The slaughter had been the greater, as the deep and rapid river Awe is disgorged from the lake just in the rear of the fugitives, and encircles the base of the tremendous mountain; so that the retreat of the unfortunate fleers was intercepted on all sides by the inaccessible character of the country, which had seemed to promise them defence and protection.
[See Note 8 .-- Battle betwixt the armies of the Bruce and MacDougal of Lorn.] Musing, like the Irish lady in the song, "upon things which are long enough a-gone," [This is a line from a very pathetic ballad which I heard sung by one of the young ladies of Edgeworthstown in 1825.
I do not know that it has been printed.] we felt no impatience at the slow and almost creeping pace with which our conductor proceeded along General Wade's military road, which never or rarely condescends to turn aside from the steepest ascent, but proceeds right up and down hill, with the indifference to height and hollow, steep or level, indicated by the old Roman engineers.
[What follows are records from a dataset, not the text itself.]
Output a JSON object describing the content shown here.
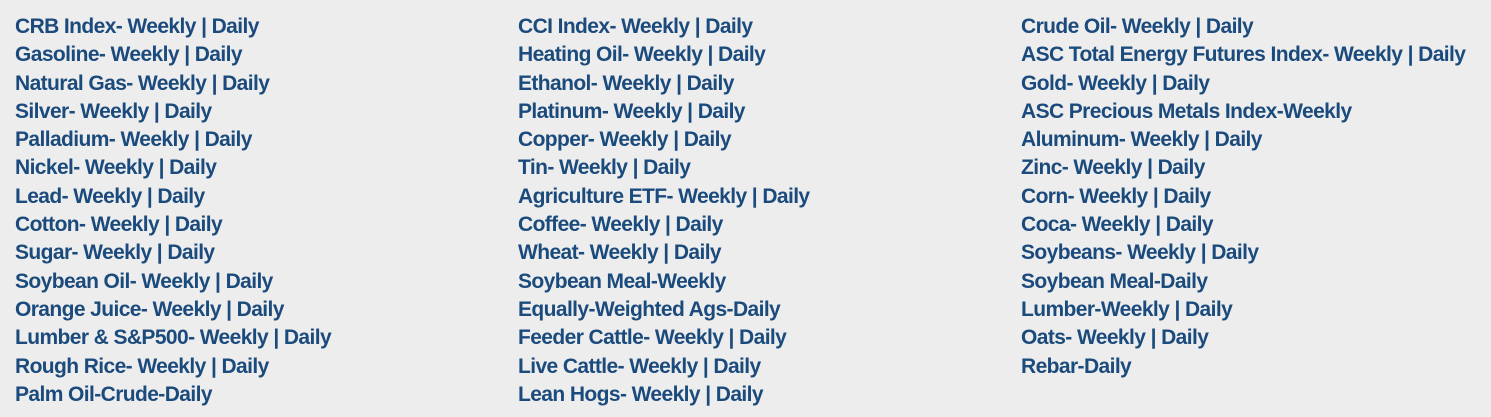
{
  "columns": [
    {
      "items": [
        {
          "name": "CRB Index",
          "links": [
            "Weekly",
            "Daily"
          ]
        },
        {
          "name": "Gasoline",
          "links": [
            "Weekly",
            "Daily"
          ]
        },
        {
          "name": "Natural Gas",
          "links": [
            "Weekly",
            "Daily"
          ]
        },
        {
          "name": "Silver",
          "links": [
            "Weekly",
            "Daily"
          ]
        },
        {
          "name": "Palladium",
          "links": [
            "Weekly",
            "Daily"
          ]
        },
        {
          "name": "Nickel",
          "links": [
            "Weekly",
            "Daily"
          ]
        },
        {
          "name": "Lead",
          "links": [
            "Weekly",
            "Daily"
          ]
        },
        {
          "name": "Cotton",
          "links": [
            "Weekly",
            "Daily"
          ]
        },
        {
          "name": "Sugar",
          "links": [
            "Weekly",
            "Daily"
          ]
        },
        {
          "name": "Soybean Oil",
          "links": [
            "Weekly",
            "Daily"
          ]
        },
        {
          "name": "Orange Juice",
          "links": [
            "Weekly",
            "Daily"
          ]
        },
        {
          "name": "Lumber & S&P500",
          "links": [
            "Weekly",
            "Daily"
          ]
        },
        {
          "name": "Rough Rice",
          "links": [
            "Weekly",
            "Daily"
          ]
        },
        {
          "name": "Palm Oil-Crude",
          "links": [
            "Daily"
          ],
          "tight": true
        }
      ]
    },
    {
      "items": [
        {
          "name": "CCI Index",
          "links": [
            "Weekly",
            "Daily"
          ]
        },
        {
          "name": "Heating Oil",
          "links": [
            "Weekly",
            "Daily"
          ]
        },
        {
          "name": "Ethanol",
          "links": [
            "Weekly",
            "Daily"
          ]
        },
        {
          "name": "Platinum",
          "links": [
            "Weekly",
            "Daily"
          ]
        },
        {
          "name": "Copper",
          "links": [
            "Weekly",
            "Daily"
          ]
        },
        {
          "name": "Tin",
          "links": [
            "Weekly",
            "Daily"
          ]
        },
        {
          "name": "Agriculture ETF",
          "links": [
            "Weekly",
            "Daily"
          ]
        },
        {
          "name": "Coffee",
          "links": [
            "Weekly",
            "Daily"
          ]
        },
        {
          "name": "Wheat",
          "links": [
            "Weekly",
            "Daily"
          ]
        },
        {
          "name": "Soybean Meal",
          "links": [
            "Weekly"
          ],
          "tight": true
        },
        {
          "name": "Equally-Weighted Ags",
          "links": [
            "Daily"
          ],
          "tight": true
        },
        {
          "name": "Feeder Cattle",
          "links": [
            "Weekly",
            "Daily"
          ]
        },
        {
          "name": "Live Cattle",
          "links": [
            "Weekly",
            "Daily"
          ]
        },
        {
          "name": "Lean Hogs",
          "links": [
            "Weekly",
            "Daily"
          ]
        }
      ]
    },
    {
      "items": [
        {
          "name": "Crude Oil",
          "links": [
            "Weekly",
            "Daily"
          ]
        },
        {
          "name": "ASC Total Energy Futures Index",
          "links": [
            "Weekly",
            "Daily"
          ]
        },
        {
          "name": "Gold",
          "links": [
            "Weekly",
            "Daily"
          ]
        },
        {
          "name": "ASC Precious Metals Index",
          "links": [
            "Weekly"
          ],
          "tight": true
        },
        {
          "name": "Aluminum",
          "links": [
            "Weekly",
            "Daily"
          ]
        },
        {
          "name": "Zinc",
          "links": [
            "Weekly",
            "Daily"
          ]
        },
        {
          "name": "Corn",
          "links": [
            "Weekly",
            "Daily"
          ]
        },
        {
          "name": "Coca",
          "links": [
            "Weekly",
            "Daily"
          ]
        },
        {
          "name": "Soybeans",
          "links": [
            "Weekly",
            "Daily"
          ]
        },
        {
          "name": "Soybean Meal",
          "links": [
            "Daily"
          ],
          "tight": true
        },
        {
          "name": "Lumber",
          "links": [
            "Weekly",
            "Daily"
          ],
          "tight": true
        },
        {
          "name": "Oats",
          "links": [
            "Weekly",
            "Daily"
          ]
        },
        {
          "name": "Rebar",
          "links": [
            "Daily"
          ],
          "tight": true
        }
      ]
    }
  ],
  "colors": {
    "link": "#1b4a7c",
    "background": "#ededed"
  }
}
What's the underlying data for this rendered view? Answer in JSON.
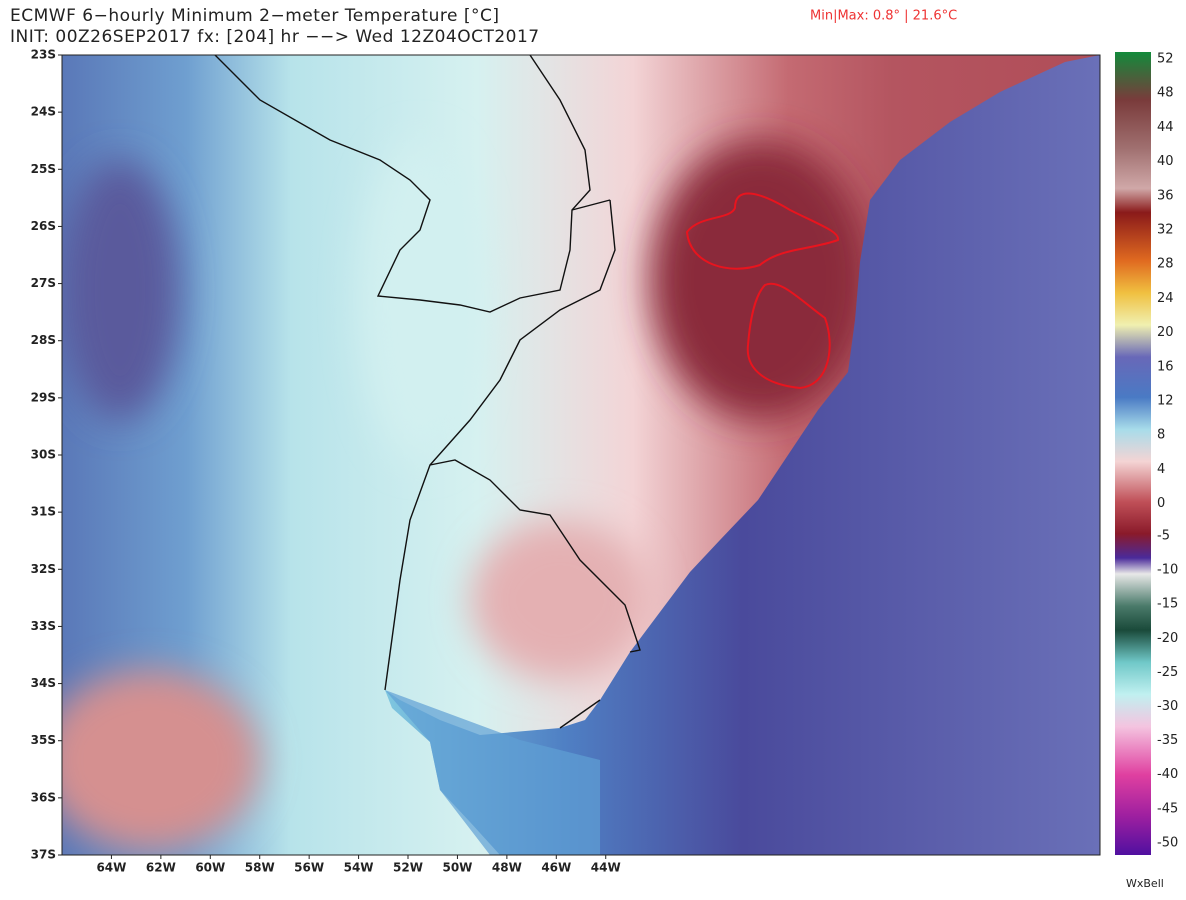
{
  "header": {
    "title": "ECMWF 6−hourly Minimum 2−meter Temperature [°C]",
    "init": "INIT: 00Z26SEP2017  fx: [204] hr −−> Wed 12Z04OCT2017",
    "minmax": "Min|Max: 0.8° | 21.6°C"
  },
  "map": {
    "lat_labels": [
      "23S",
      "24S",
      "25S",
      "26S",
      "27S",
      "28S",
      "29S",
      "30S",
      "31S",
      "32S",
      "33S",
      "34S",
      "35S",
      "36S",
      "37S"
    ],
    "lon_labels": [
      "64W",
      "62W",
      "60W",
      "58W",
      "56W",
      "54W",
      "52W",
      "50W",
      "48W",
      "46W",
      "44W"
    ]
  },
  "colorbar": {
    "upper_labels": [
      "52",
      "48",
      "44",
      "40",
      "36",
      "32",
      "28",
      "24",
      "20",
      "16",
      "12",
      "8",
      "4",
      "0"
    ],
    "lower_labels": [
      "-5",
      "-10",
      "-15",
      "-20",
      "-25",
      "-30",
      "-35",
      "-40",
      "-45",
      "-50"
    ]
  },
  "credit": "WxBell"
}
Still, however, the substantial excellence of these great works--for such are the military highways in the Highlands--deserved the compliment of the poet, who, whether he came from our sister kingdom, and spoke in his own dialect, or whether he supposed those whom he addressed might have some national pretension to the second sight, produced the celebrated couplet,-- "Had you but seen these roads BEFORE they were made, You would hold up your hands and bless General Wade." Nothing, indeed, can be more wonderful than to see these wildernesses penetrated and pervious in every quarter by broad accesses of the best possible construction, and so superior to what the country could have demanded for many centuries for any pacific purpose of commercial intercourse.